Review: Parable of the Sower

Parable of the Sower
Parable of the Sower by Octavia E. Butler
My rating: 5 of 5 stars

I thought I had read this book back in college. At the time I had thought it so-so…lots of mumbo jumbo about God and what not. I read it again this month for our book club and I can say I have not read this before. If I had, I would have remembered sitting up all night unable to sleep.

The world in PotS is a couple of steps to the side of us, closer to a probable dystopian future. Entire neighborhoods have walls around them, unemployment is rampant, no one drives because the cost of gas is too high, firefighters and police have grown more expensive and a new drug called pyro causes people to go on arson rampages. And throughout all this, Lauren Olamina is coming of age.

Prior to reading this, I had read the Wastelands anthology by John Joseph Adams, so this was a fitting endpiece to all the dystopian literature I had been reading. It was frightening to read of the rampant poverty and crime that existed outside Lauren’s neighborhood, and how it slowly seeped in. Lauren’s a bit of a prophet–she sees disaster coming on the horizon, but being a teenager, no one pays any heed to her until it’s too late. But Lauren doesn’t plan to mourn, or try to get things back to the way they used to be. She plans to survive, and more than that, she plans to transcend.

That’s what set this apart from the other dystopian stories I’ve read. In PotS, we see the beginnings of an entirely new religion, Earthseed, which equates God with Change. Very interesting idea, since in Christian theology, God never changes. The verses that spell out the Earthseed religion at times seem too zenlike and simplistic (one of the characters even point that out–a nice touch), and there were some statements I couldn’t agree with (I’m more in the God is Love camp, so I can’t full agree that God is an impersonal god, since love can’t be impersonal). At the same time, the book did make me think how change has been a huge influence throughout history. (My own realization I’ve been trying to reconcile over the past few years–God doesn’t change, but people do).

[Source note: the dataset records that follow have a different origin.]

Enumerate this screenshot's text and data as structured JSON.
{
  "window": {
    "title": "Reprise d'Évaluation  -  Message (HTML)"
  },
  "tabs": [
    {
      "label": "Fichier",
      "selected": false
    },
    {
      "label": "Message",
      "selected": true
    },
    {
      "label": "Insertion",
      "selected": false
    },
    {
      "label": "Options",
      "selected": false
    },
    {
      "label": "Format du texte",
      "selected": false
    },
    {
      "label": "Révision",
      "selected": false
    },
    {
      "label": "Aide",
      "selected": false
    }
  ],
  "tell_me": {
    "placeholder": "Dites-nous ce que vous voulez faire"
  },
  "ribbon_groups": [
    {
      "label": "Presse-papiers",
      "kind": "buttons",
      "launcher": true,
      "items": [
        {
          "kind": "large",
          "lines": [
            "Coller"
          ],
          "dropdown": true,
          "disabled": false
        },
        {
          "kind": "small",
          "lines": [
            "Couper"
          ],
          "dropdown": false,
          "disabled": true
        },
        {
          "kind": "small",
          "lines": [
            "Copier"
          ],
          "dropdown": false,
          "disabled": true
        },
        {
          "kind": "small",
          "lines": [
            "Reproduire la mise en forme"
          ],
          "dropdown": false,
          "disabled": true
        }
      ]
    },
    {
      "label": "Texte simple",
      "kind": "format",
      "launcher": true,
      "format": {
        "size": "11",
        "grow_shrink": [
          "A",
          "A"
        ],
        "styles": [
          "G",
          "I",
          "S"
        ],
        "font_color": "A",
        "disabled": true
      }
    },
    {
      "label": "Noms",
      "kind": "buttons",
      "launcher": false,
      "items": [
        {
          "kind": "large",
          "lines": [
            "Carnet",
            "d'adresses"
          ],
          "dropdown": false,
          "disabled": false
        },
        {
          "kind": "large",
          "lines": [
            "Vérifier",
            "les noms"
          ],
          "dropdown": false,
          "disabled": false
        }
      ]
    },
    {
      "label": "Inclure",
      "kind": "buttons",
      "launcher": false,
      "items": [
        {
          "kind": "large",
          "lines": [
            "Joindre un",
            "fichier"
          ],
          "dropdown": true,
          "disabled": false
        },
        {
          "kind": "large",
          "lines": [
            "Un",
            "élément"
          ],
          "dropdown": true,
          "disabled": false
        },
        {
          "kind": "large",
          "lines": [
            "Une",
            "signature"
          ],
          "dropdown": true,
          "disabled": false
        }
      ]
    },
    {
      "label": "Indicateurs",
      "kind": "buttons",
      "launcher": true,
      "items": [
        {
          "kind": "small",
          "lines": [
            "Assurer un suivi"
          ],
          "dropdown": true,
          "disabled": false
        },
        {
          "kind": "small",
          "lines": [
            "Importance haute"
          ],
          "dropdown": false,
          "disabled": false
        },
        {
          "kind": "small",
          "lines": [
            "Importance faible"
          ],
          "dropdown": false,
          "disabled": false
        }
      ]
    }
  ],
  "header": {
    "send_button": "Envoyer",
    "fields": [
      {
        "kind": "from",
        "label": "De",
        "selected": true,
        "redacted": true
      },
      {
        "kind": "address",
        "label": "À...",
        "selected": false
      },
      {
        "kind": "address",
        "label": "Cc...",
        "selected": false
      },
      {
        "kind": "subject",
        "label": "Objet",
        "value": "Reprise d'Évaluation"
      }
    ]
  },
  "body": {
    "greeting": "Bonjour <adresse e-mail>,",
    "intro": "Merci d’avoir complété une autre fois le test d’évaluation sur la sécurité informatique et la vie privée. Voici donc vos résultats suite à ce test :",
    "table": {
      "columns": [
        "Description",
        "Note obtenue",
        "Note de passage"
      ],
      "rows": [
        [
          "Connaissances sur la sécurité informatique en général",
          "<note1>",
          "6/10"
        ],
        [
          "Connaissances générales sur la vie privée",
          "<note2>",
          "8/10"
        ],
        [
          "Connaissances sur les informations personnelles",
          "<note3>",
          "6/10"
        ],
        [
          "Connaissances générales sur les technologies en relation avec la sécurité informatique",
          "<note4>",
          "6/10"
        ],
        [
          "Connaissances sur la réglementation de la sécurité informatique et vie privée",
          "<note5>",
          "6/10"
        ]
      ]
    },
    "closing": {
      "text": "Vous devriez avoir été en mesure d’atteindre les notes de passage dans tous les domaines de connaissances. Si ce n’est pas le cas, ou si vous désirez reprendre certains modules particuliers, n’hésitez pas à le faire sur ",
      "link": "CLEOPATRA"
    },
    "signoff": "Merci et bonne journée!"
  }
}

I want to read the next book, which I believe goes into more detail about the religion. I’m now certain I read that book, and now I have Lauren’s background, I think I’ll be able to appreciate it more.

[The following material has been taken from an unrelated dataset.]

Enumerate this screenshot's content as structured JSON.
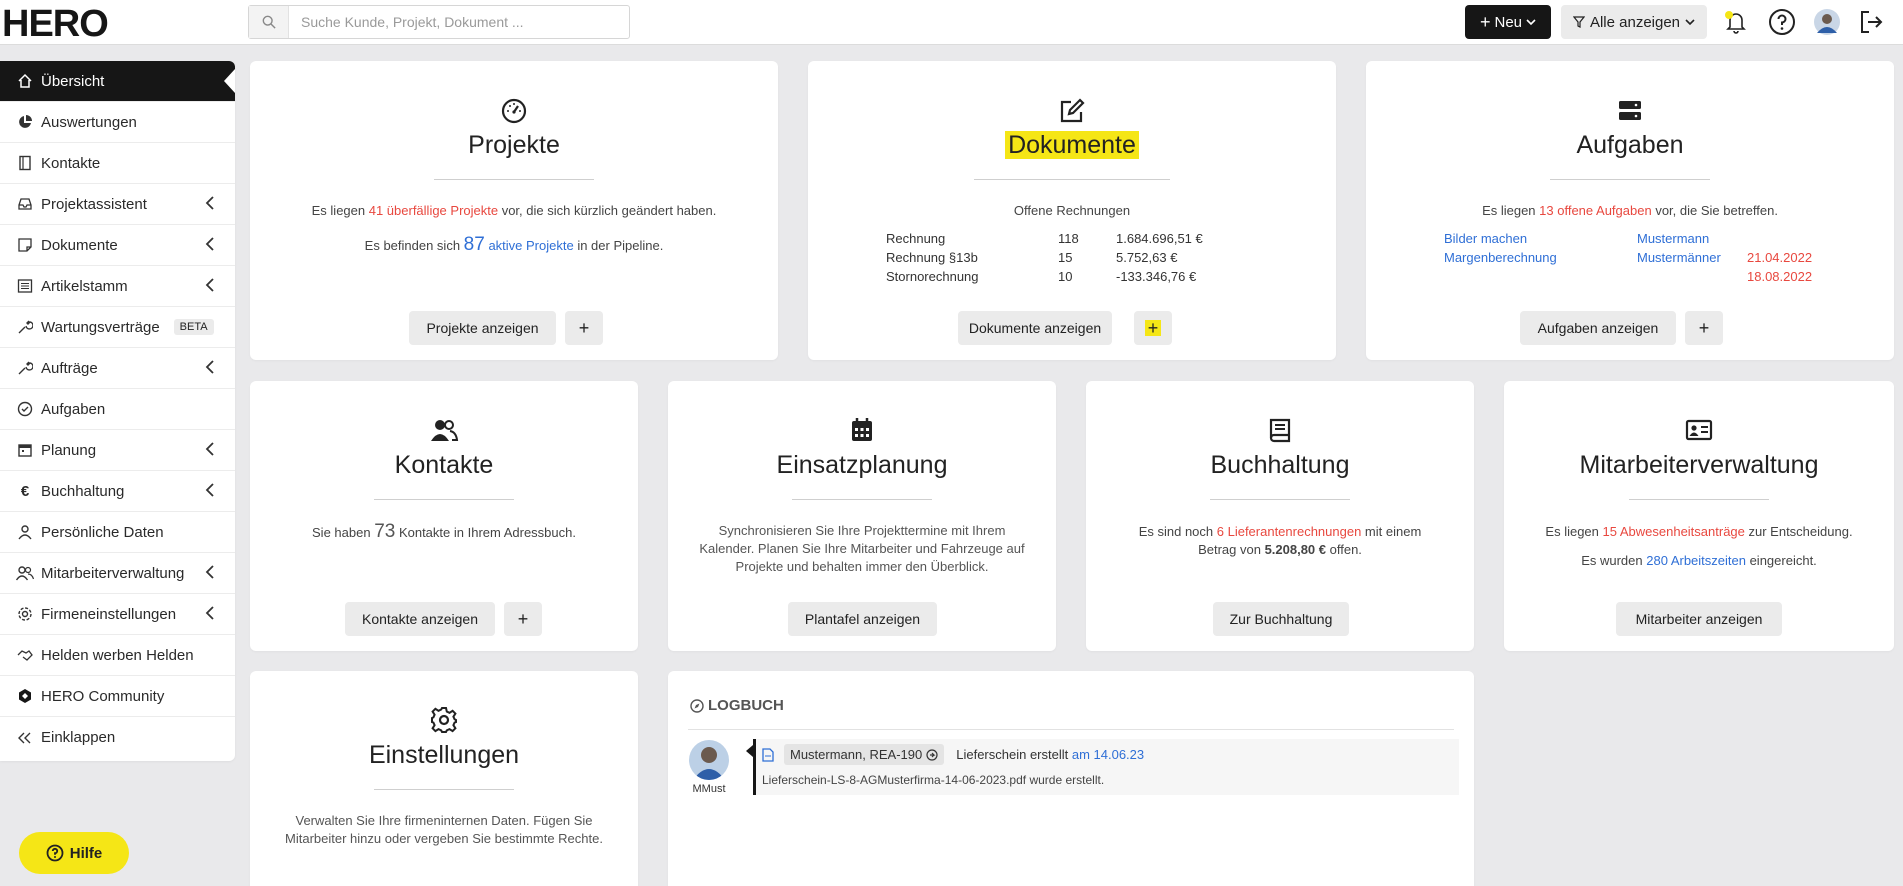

Today, I picked my son up from school. We walked home, kids waving goodbye as they passed by us. We passed by the community garden, where there has been a problem of vandalism this summer, some veggies getting smashed before they’re ripe. At home, I learned my son had tossed a whole sandwich away and chastised him on it. Later on, my inlaws got into a small fender bender and a policeman came by to make a report and make sure they were okay.

Then I got on the internet and learned about a black woman who had been set on fire by three men and racist slurs scratched into her car, another mass shooting in Wisconsin, and child laborers in China.

Butler’s dystopia is a lot farther, and yet a lot more closer, than we think. Five acorns out of five and maybe I should pay more attention to the oak tree in our backyard. Just in case.